The website is the brainchild of Seattle-based Web veteran and gardener Cliff Sharples, who calls his team's creation "a gardener's virtual playground for meeting, seeking, learning and obsessing over shared enthusiasms."
DigtheDirt.com is built on a social networking and publishing platform uniquely tailored for home gardeners, connecting people with shared interests, garden conditions and geographic locations. The site offers the type of powerful social networking tools familiar to users of Facebook and Twitter and the combines those networking tools with a social database of plants for the home garden, garden how-to information and inspirational landscape and design ideas.

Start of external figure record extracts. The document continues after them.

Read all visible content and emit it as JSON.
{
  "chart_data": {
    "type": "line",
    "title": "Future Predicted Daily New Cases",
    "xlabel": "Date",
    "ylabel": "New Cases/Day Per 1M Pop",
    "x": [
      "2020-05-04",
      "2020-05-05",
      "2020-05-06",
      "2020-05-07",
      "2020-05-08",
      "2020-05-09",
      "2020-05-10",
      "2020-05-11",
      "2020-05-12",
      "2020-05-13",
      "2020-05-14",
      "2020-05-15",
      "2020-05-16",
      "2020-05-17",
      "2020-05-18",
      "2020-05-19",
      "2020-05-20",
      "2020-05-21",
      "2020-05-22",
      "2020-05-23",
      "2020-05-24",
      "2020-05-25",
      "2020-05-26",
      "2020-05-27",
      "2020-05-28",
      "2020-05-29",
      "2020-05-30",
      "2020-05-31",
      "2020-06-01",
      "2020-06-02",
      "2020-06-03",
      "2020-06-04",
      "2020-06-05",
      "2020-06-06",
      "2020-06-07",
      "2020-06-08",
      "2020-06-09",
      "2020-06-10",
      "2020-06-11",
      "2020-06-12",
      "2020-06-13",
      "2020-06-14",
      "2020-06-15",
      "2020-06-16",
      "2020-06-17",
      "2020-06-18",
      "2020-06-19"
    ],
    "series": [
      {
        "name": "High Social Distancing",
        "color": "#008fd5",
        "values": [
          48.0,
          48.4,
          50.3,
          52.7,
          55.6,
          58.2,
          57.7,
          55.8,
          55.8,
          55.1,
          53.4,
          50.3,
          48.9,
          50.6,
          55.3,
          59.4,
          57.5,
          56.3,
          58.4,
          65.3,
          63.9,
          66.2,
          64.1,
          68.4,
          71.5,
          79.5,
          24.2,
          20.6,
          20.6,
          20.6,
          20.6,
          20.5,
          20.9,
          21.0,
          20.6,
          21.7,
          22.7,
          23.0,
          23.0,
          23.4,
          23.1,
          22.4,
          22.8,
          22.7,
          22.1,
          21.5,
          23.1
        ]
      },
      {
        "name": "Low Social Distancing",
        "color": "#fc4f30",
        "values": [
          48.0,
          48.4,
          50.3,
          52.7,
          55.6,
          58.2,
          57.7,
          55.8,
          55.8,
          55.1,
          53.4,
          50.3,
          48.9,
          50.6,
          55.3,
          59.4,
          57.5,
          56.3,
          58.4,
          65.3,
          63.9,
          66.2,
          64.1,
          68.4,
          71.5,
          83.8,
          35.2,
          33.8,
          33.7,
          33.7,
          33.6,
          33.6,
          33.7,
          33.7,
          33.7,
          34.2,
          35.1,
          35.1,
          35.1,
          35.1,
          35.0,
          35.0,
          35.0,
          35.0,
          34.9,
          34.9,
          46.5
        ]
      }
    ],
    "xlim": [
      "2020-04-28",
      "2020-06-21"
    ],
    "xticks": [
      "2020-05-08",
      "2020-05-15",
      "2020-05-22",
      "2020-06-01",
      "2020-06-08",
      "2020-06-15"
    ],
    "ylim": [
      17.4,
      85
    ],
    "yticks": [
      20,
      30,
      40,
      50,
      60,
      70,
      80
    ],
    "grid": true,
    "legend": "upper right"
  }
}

These resources are dynamic, designed to gain depth, detail and relevance with user input, harnessing what Sharples calls, "the wisdom of the crowd."
Sharples is one of the founding partners of the Web's first gardening megasite, garden.com. Launched in 1995, the original garden.com – a combination of e-magazine, information hub and pioneering e-commerce emporium – was one of the largest and most ambitious websites ever dedicated to gardening. Born, as its URL name suggests, early in the dotcom boom of the nineties, it fell victim to the dotcom stock meltdown. Sharples went on to start several venture-backed Internet-based companies and maintains a successful career as an Internet consultant. He says he is thrilled to be back in the gardening sector.
"I'm a gardener. This is coming home," says Sharples, who is founder and "Chief Cultivator" of the site. "Gardeners love to share. We swap seeds, plants, stories, frustrations, successes, advice and ideas. A social networking site for gardeners just makes sense.
"We took our time putting DigtheDirt together. We wanted to tap into the freedom and power of social networking, but we also need to build in sophisticated foundations for security, privacy, interaction and sharing. With Facebook's increasingly complex privacy concerns, not to mention its all-things, all-topics approach to feeding users a deluge of information that includes anything your friends and acquaintances can think of, I believe a specialized community built around an information resource that centers on the passion of home gardening has great appeal, and can be truly useful.
"A garden needs structure and care, so does a good garden social networking site," concludes Sharples. At DigtheDirt, gardeners benefit from democratic social interaction, enhanced by expert commentary, editing and information.